PPABTF fraction of roots of AL exhibited significant antihyperglycemic activities in Type-II NIDDM diabetic rats. This fraction showed improvement in parameters like body weight and lipid profile as well as regeneration of β-cells of pancreas and so might be of value in diabetes treatment. The effective treatment of diabetes with phytochemicals has not been validated with scientific criteria that may support their substitution for the current therapy. Although some studies have been published with raw natural products they have neither shed light on the mechanisms of action of these products nor shown a potential to be employed as new therapeutic drugs.

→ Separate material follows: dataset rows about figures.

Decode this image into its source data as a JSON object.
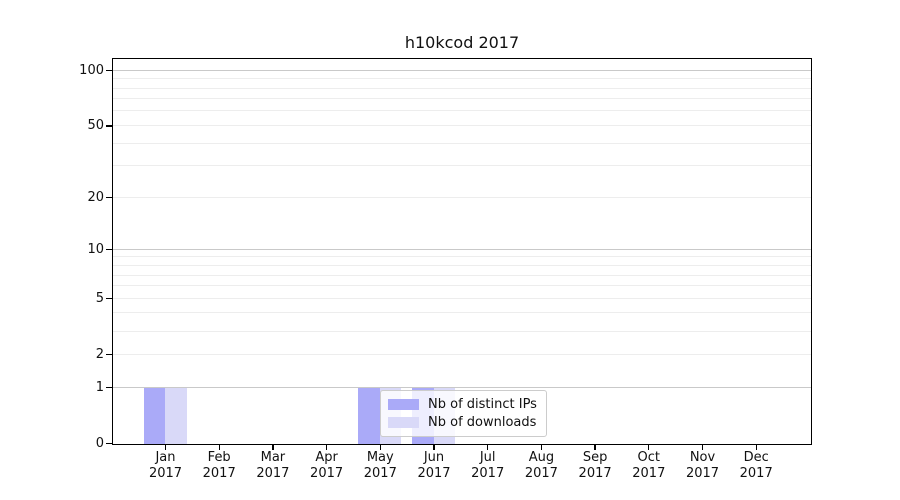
{
  "title": "h10kcod 2017",
  "colors": {
    "bar_distinct_ips": "#aaaaf8",
    "bar_downloads": "#d9d9f8",
    "major_grid": "#c9c9c9",
    "minor_grid": "#ededed",
    "spine": "#000000",
    "legend_border": "#cccccc",
    "text": "#111111"
  },
  "legend": {
    "items": [
      {
        "label": "Nb of distinct IPs"
      },
      {
        "label": "Nb of downloads"
      }
    ]
  },
  "chart_data": {
    "type": "bar",
    "title": "h10kcod 2017",
    "categories": [
      "Jan 2017",
      "Feb 2017",
      "Mar 2017",
      "Apr 2017",
      "May 2017",
      "Jun 2017",
      "Jul 2017",
      "Aug 2017",
      "Sep 2017",
      "Oct 2017",
      "Nov 2017",
      "Dec 2017"
    ],
    "x_months": [
      "Jan",
      "Feb",
      "Mar",
      "Apr",
      "May",
      "Jun",
      "Jul",
      "Aug",
      "Sep",
      "Oct",
      "Nov",
      "Dec"
    ],
    "x_year": "2017",
    "series": [
      {
        "name": "Nb of distinct IPs",
        "color": "#aaaaf8",
        "values": [
          1,
          0,
          0,
          0,
          1,
          1,
          0,
          0,
          0,
          0,
          0,
          0
        ]
      },
      {
        "name": "Nb of downloads",
        "color": "#d9d9f8",
        "values": [
          1,
          0,
          0,
          0,
          1,
          1,
          0,
          0,
          0,
          0,
          0,
          0
        ]
      }
    ],
    "yscale": "log1p",
    "ylim": [
      0,
      115
    ],
    "y_ticks": [
      {
        "label": "100",
        "value": 100
      },
      {
        "label": "50",
        "value": 50
      },
      {
        "label": "20",
        "value": 20
      },
      {
        "label": "10",
        "value": 10
      },
      {
        "label": "5",
        "value": 5
      },
      {
        "label": "2",
        "value": 2
      },
      {
        "label": "1",
        "value": 1
      },
      {
        "label": "0",
        "value": 0
      }
    ],
    "y_major_gridlines": [
      1,
      10,
      100
    ],
    "y_minor_gridlines": [
      2,
      3,
      4,
      5,
      6,
      7,
      8,
      9,
      20,
      30,
      40,
      50,
      60,
      70,
      80,
      90
    ],
    "grid": true,
    "legend_position": "lower center",
    "xlabel": "",
    "ylabel": ""
  }
}
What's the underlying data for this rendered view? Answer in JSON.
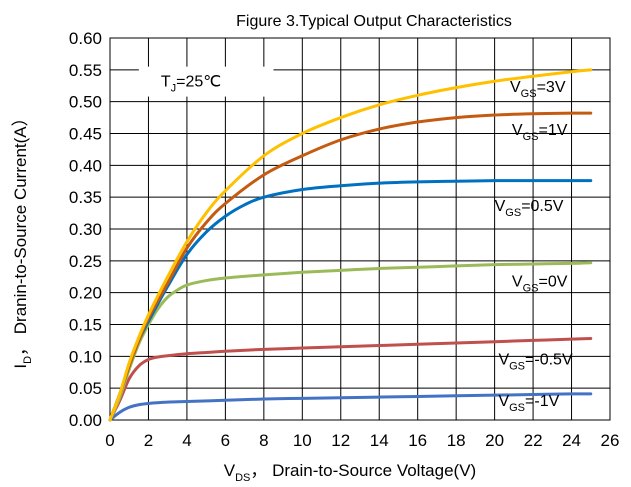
{
  "chart_data": {
    "type": "line",
    "title": "Figure 3.Typical Output Characteristics",
    "xlabel": {
      "main": "V",
      "sub": "DS",
      "rest": "， Drain-to-Source Voltage(V)"
    },
    "ylabel": {
      "main": "I",
      "sub": "D",
      "rest": "， Dranin-to-Source Current(A）"
    },
    "xlim": [
      0,
      26
    ],
    "ylim": [
      0,
      0.6
    ],
    "x_ticks": [
      "0",
      "2",
      "4",
      "6",
      "8",
      "10",
      "12",
      "14",
      "16",
      "18",
      "20",
      "22",
      "24",
      "26"
    ],
    "y_ticks": [
      "0.00",
      "0.05",
      "0.10",
      "0.15",
      "0.20",
      "0.25",
      "0.30",
      "0.35",
      "0.40",
      "0.45",
      "0.50",
      "0.55",
      "0.60"
    ],
    "grid": true,
    "annotation": {
      "main": "T",
      "sub": "J",
      "rest": "=25℃"
    },
    "series": [
      {
        "name": {
          "main": "V",
          "sub": "GS",
          "rest": "=3V"
        },
        "color": "#FFC000",
        "x": [
          0,
          0.5,
          1,
          1.5,
          2,
          3,
          4,
          5,
          6,
          8,
          10,
          12,
          14,
          16,
          18,
          20,
          22,
          24,
          25
        ],
        "y": [
          0,
          0.04,
          0.09,
          0.13,
          0.165,
          0.225,
          0.28,
          0.325,
          0.36,
          0.415,
          0.45,
          0.475,
          0.495,
          0.51,
          0.522,
          0.532,
          0.54,
          0.547,
          0.55
        ]
      },
      {
        "name": {
          "main": "V",
          "sub": "GS",
          "rest": "=1V"
        },
        "color": "#C55A11",
        "x": [
          0,
          0.5,
          1,
          1.5,
          2,
          3,
          4,
          5,
          6,
          8,
          10,
          12,
          14,
          16,
          18,
          20,
          22,
          24,
          25
        ],
        "y": [
          0,
          0.04,
          0.085,
          0.125,
          0.16,
          0.215,
          0.27,
          0.31,
          0.34,
          0.385,
          0.415,
          0.44,
          0.457,
          0.468,
          0.475,
          0.479,
          0.481,
          0.482,
          0.482
        ]
      },
      {
        "name": {
          "main": "V",
          "sub": "GS",
          "rest": "=0.5V"
        },
        "color": "#0070C0",
        "x": [
          0,
          0.5,
          1,
          1.5,
          2,
          3,
          4,
          5,
          6,
          7,
          8,
          10,
          12,
          14,
          16,
          18,
          20,
          22,
          24,
          25
        ],
        "y": [
          0,
          0.04,
          0.085,
          0.125,
          0.155,
          0.21,
          0.26,
          0.295,
          0.32,
          0.338,
          0.35,
          0.362,
          0.368,
          0.372,
          0.374,
          0.375,
          0.376,
          0.376,
          0.376,
          0.376
        ]
      },
      {
        "name": {
          "main": "V",
          "sub": "GS",
          "rest": "=0V"
        },
        "color": "#9BBB59",
        "x": [
          0,
          0.5,
          1,
          1.5,
          2,
          2.5,
          3,
          3.5,
          4,
          5,
          6,
          8,
          10,
          12,
          14,
          16,
          18,
          20,
          22,
          24,
          25
        ],
        "y": [
          0,
          0.035,
          0.08,
          0.12,
          0.15,
          0.175,
          0.193,
          0.204,
          0.212,
          0.219,
          0.223,
          0.228,
          0.232,
          0.235,
          0.238,
          0.24,
          0.242,
          0.244,
          0.245,
          0.246,
          0.247
        ]
      },
      {
        "name": {
          "main": "V",
          "sub": "GS",
          "rest": "=-0.5V"
        },
        "color": "#C0504D",
        "x": [
          0,
          0.5,
          1,
          1.5,
          2,
          2.5,
          3,
          4,
          5,
          6,
          8,
          10,
          12,
          14,
          16,
          18,
          20,
          22,
          24,
          25
        ],
        "y": [
          0,
          0.03,
          0.065,
          0.085,
          0.095,
          0.099,
          0.101,
          0.104,
          0.106,
          0.108,
          0.111,
          0.113,
          0.115,
          0.117,
          0.119,
          0.121,
          0.123,
          0.125,
          0.127,
          0.128
        ]
      },
      {
        "name": {
          "main": "V",
          "sub": "GS",
          "rest": "=-1V"
        },
        "color": "#4472C4",
        "x": [
          0,
          0.5,
          1,
          1.5,
          2,
          3,
          4,
          6,
          8,
          10,
          12,
          14,
          16,
          18,
          20,
          22,
          24,
          25
        ],
        "y": [
          0,
          0.012,
          0.02,
          0.024,
          0.026,
          0.028,
          0.029,
          0.031,
          0.033,
          0.034,
          0.035,
          0.036,
          0.037,
          0.038,
          0.039,
          0.04,
          0.041,
          0.041
        ]
      }
    ]
  }
}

This implies that several models are necessary and called for, in addition to the demonstration that a putative natural product exerts antihyperglycemic activity. Thus, by focusing on other targets of pancreatic islet cell dysfunction, new models may help to elucidate effects of medicinal plants employed in the treatment of diabetes mellitus.

Declaration of interest

The authors report no declarations of interest.

Acknowledgements

Neeraj K. Sethiya is grateful to The M.S. University of Baroda, Vadodara, Gujarat, for providing a University Doctoral Fellowship. Sincere thanks to SAIF, Punjab University, Chandigarh for NMR studies.